The media has routinely celebrated and trashed the Budget (usually, both of the above together, as is the annual tradition). The element for infrastructure that needs to be viewed with interest, both with spotlights on as well as through a magnifying lens, is not so much the step towards easing foreign investor sentiment, but the proposal to establish a road regulator to assuage the domestic investor's scepticism.
Examine the circumstances for this ointment-proposal. It comes after a year of diminished activities (stemming, surely, from diminishing returns) in the sector, as two of the biggest players-GMR and GVK-walked out leaving NHAI looking vulnerable, and leaving a hole of Rs 12,700 crore. Against the targeted 7 km per day, construction was at 5.94 km per day-fairly acceptable, given the struggle the Authority has had in the past to keep pace with the target rate. A length of 1,605 km was completed (December figures).
Not all of this is unplanned: NHAI's primary objective this year has been to complete existing projects in public-private partnership (PPP), and award more projects under engineering, procurement and construction (EPC). As many as 86-nearly 59 per cent-of the planned 146 projects are stalled. This spelled trouble right away.
But it is in the awarding that the sector has taken a telling hit: Merely 837 km were awarded until January this year, as against more than 5,000 km in 2010-11 and nearly 6,500 km in 2011-12. With the Prime Minister's intervention, the establishment of the Cabinet Committee on Investments, and assurances about environmental clearances, such concerns should have eased. Why, then, has it only managed to let the growth slip further?
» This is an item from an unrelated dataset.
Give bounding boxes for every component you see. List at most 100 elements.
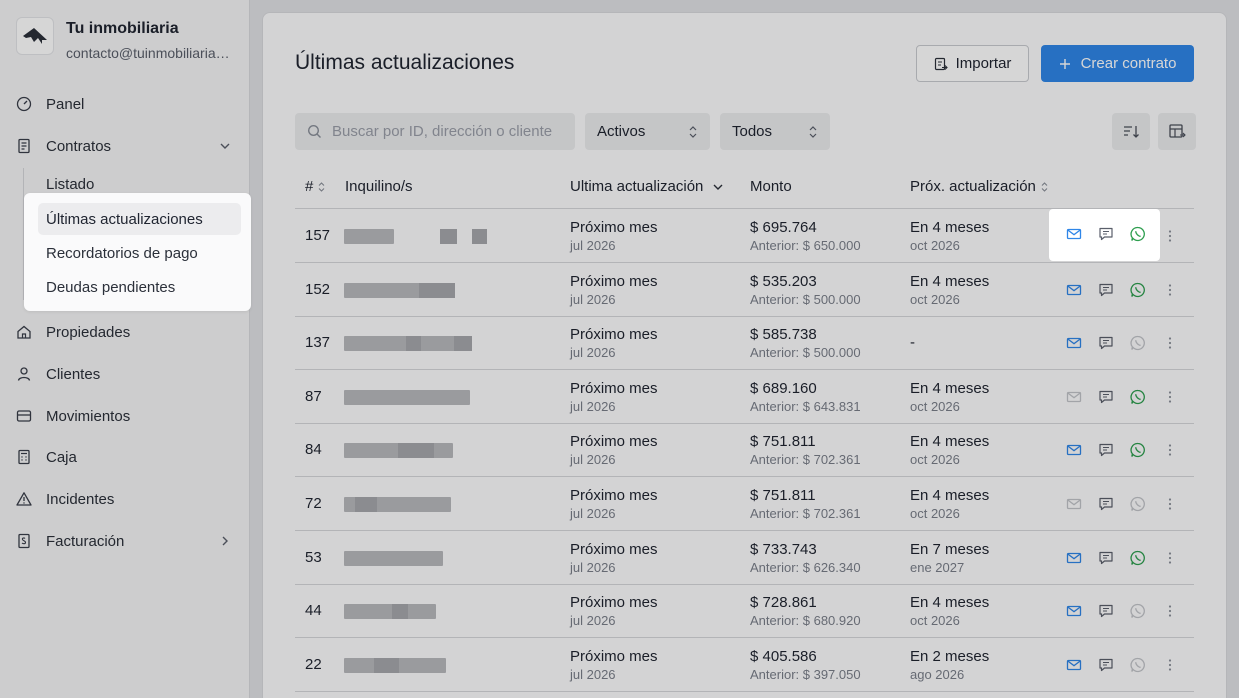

Banks have hitherto regarded the road sector-the second biggest infrastructure sector-as a cash cow after the power sector woes (where banks chose, or were "coaxed" by the government, to lend to loss-making segments). Now, banks are no longer gung ho about roads. Contractual and approval delays and disputes are considered the main culprit. Underestimation of timelines and cost escalations continue to plague the sector.
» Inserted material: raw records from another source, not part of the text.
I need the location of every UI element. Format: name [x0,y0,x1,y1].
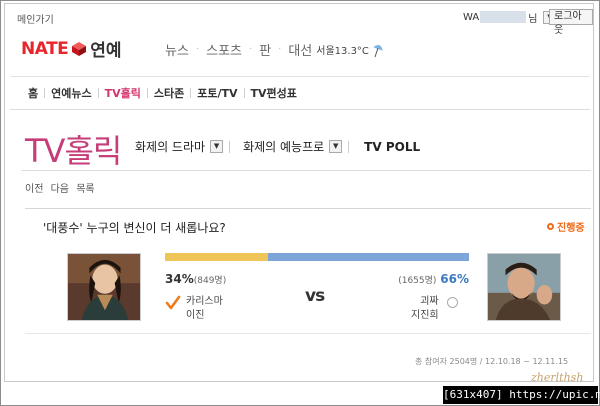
image-caption: [631x407] https://upic.me/ [443,386,600,404]
umbrella-icon [373,44,383,57]
choice-left[interactable]: 카리스마 이진 [165,295,223,323]
gnb-separator: · [249,44,253,55]
section-subnav: 홈 연예뉴스 TV홀릭 스타존 포토/TV TV편성표 [10,76,590,110]
list-link[interactable]: 목록 [76,184,94,195]
title-divider [21,170,591,171]
candidate-left-photo[interactable] [67,253,141,321]
tab-hot-variety-label: 화제의 예능프로 [243,140,325,154]
site-logo[interactable]: NATE 연예 [21,36,122,62]
choice-right-labels: 괴짜 지진희 [411,295,439,323]
gnb-item-news[interactable]: 뉴스 [165,40,189,59]
candidate-right-photo[interactable] [487,253,561,321]
tab-divider [348,140,362,153]
weather-info[interactable]: 서울13.3°C [316,42,369,57]
right-result: (1655명) 66% [393,272,469,286]
tab-hot-drama[interactable]: 화제의 드라마 ▼ [135,138,224,155]
tab-divider [229,140,243,153]
vote-ratio-bar [165,253,469,261]
subnav-item-home[interactable]: 홈 [28,85,44,101]
vote-bar-left [165,253,269,261]
gnb-item-sports[interactable]: 스포츠 [206,40,242,59]
check-icon [165,295,181,310]
gnb-separator: · [278,44,282,55]
gnb-item-election[interactable]: 대선 [288,40,312,59]
watermark: zherlthsh [531,371,584,382]
page: 메인가기 WA 님 ▼ 로그아웃 NATE 연예 뉴스 · 스포츠 · 판 · … [4,3,594,382]
gnb-separator: · [195,44,200,55]
poll-card: '대풍수' 누구의 변신이 더 새롭나요? 진행중 34%(849명) (165… [25,208,591,382]
subnav-item-star-zone[interactable]: 스타존 [148,85,190,101]
user-name-suffix: 님 [528,13,538,25]
section-tabs: 화제의 드라마 ▼ 화제의 예능프로 ▼ TV POLL [135,138,420,155]
choice-right-line2: 지진희 [411,310,439,321]
user-name-prefix: WA [463,11,480,23]
choice-right-line1: 괴짜 [420,296,439,307]
poll-status: 진행중 [547,219,585,234]
right-count: (1655명) [398,276,437,286]
poll-footer-divider [25,333,591,334]
subnav-item-tv-holic[interactable]: TV홀릭 [99,85,147,101]
nate-cube-icon [72,41,87,56]
subnav-item-entertainment-news[interactable]: 연예뉴스 [45,85,97,101]
poll-summary: 총 참여자 2504명 / 12.10.18 ~ 12.11.15 [415,357,569,366]
gnb-item-pann[interactable]: 판 [259,40,271,59]
poll-status-label: 진행중 [557,223,585,234]
user-menu[interactable]: WA 님 ▼ [463,9,557,25]
vote-bar-right [268,253,469,261]
tab-hot-drama-label: 화제의 드라마 [135,140,206,154]
left-count: (849명) [193,276,227,286]
page-title: TV홀릭 [25,132,122,170]
pager: 이전 다음 목록 [25,180,99,195]
choice-right[interactable]: 괴짜 지진희 [411,295,458,323]
left-result: 34%(849명) [165,272,226,286]
masked-user-name [480,11,527,23]
left-percent: 34% [165,272,194,286]
radio-icon[interactable] [446,297,458,308]
global-nav: 뉴스 · 스포츠 · 판 · 대선 서울13.3°C [165,40,385,59]
vs-label: vs [305,286,325,306]
ring-icon [547,223,554,230]
logo-brand: NATE [21,38,69,59]
subnav-item-photo-tv[interactable]: 포토/TV [191,85,243,101]
choice-left-line2: 이진 [186,310,205,321]
choice-left-labels: 카리스마 이진 [186,295,223,323]
prev-link[interactable]: 이전 [25,184,43,195]
main-page-link[interactable]: 메인가기 [17,11,54,26]
next-link[interactable]: 다음 [51,184,69,195]
subnav-item-tv-schedule[interactable]: TV편성표 [245,85,303,101]
logout-button[interactable]: 로그아웃 [549,9,593,36]
tab-hot-variety[interactable]: 화제의 예능프로 ▼ [243,138,343,155]
tab-tv-poll[interactable]: TV POLL [364,140,420,154]
right-percent: 66% [440,272,469,286]
poll-question: '대풍수' 누구의 변신이 더 새롭나요? [43,221,226,235]
chevron-down-icon[interactable]: ▼ [329,140,343,153]
logo-section-name: 연예 [90,41,122,61]
choice-left-line1: 카리스마 [186,296,223,307]
chevron-down-icon[interactable]: ▼ [210,140,224,153]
So the real problem is perception of the sector by the various stakeholders as less viable than projected. And NHAI has swung into action. First, GMR exited the hyped Kishangarh-Udaipur-Ahmedabad project, followed by GVK from a Madhya Pradesh project, both citing environmental clearance delays. GMR and NHAI are now locked in a court dispute, but GMR has now asked NHAI whether it is possible to restructure the premium of Rs 636 crore in a way as to keep the amount lower in the initial years and compensate later. NHAI has now proposed to compensate for delays in PPP projects beyond a contractor's control, such as clearances. Although such compensations are common in EPC projects both awarded by public and private sectors, it is a first for a PPP project, and evidences the seriousness with which the government needs to bend over backwards, and so may win the Prime Minister's favour.
Our country's infrastructure has chosen to learn from experience, and NHA's latest aggressive solution to woo back contractors-and investors-is no different. In the shape of things to come is the welcome and increasing-if reluctant-realisation of government agency as partner, not boss.
We have seen that to convert intention to execution is where we are falling short and the budget does not create any accountability benchmark. There is a great need for "an accountability bill" which would put the onus on project owners to be accountable along with all such departments that are to serve the fulfilment of the project. The devil lies in execution and the rest is just text. So let's cut the text and ask for delivery.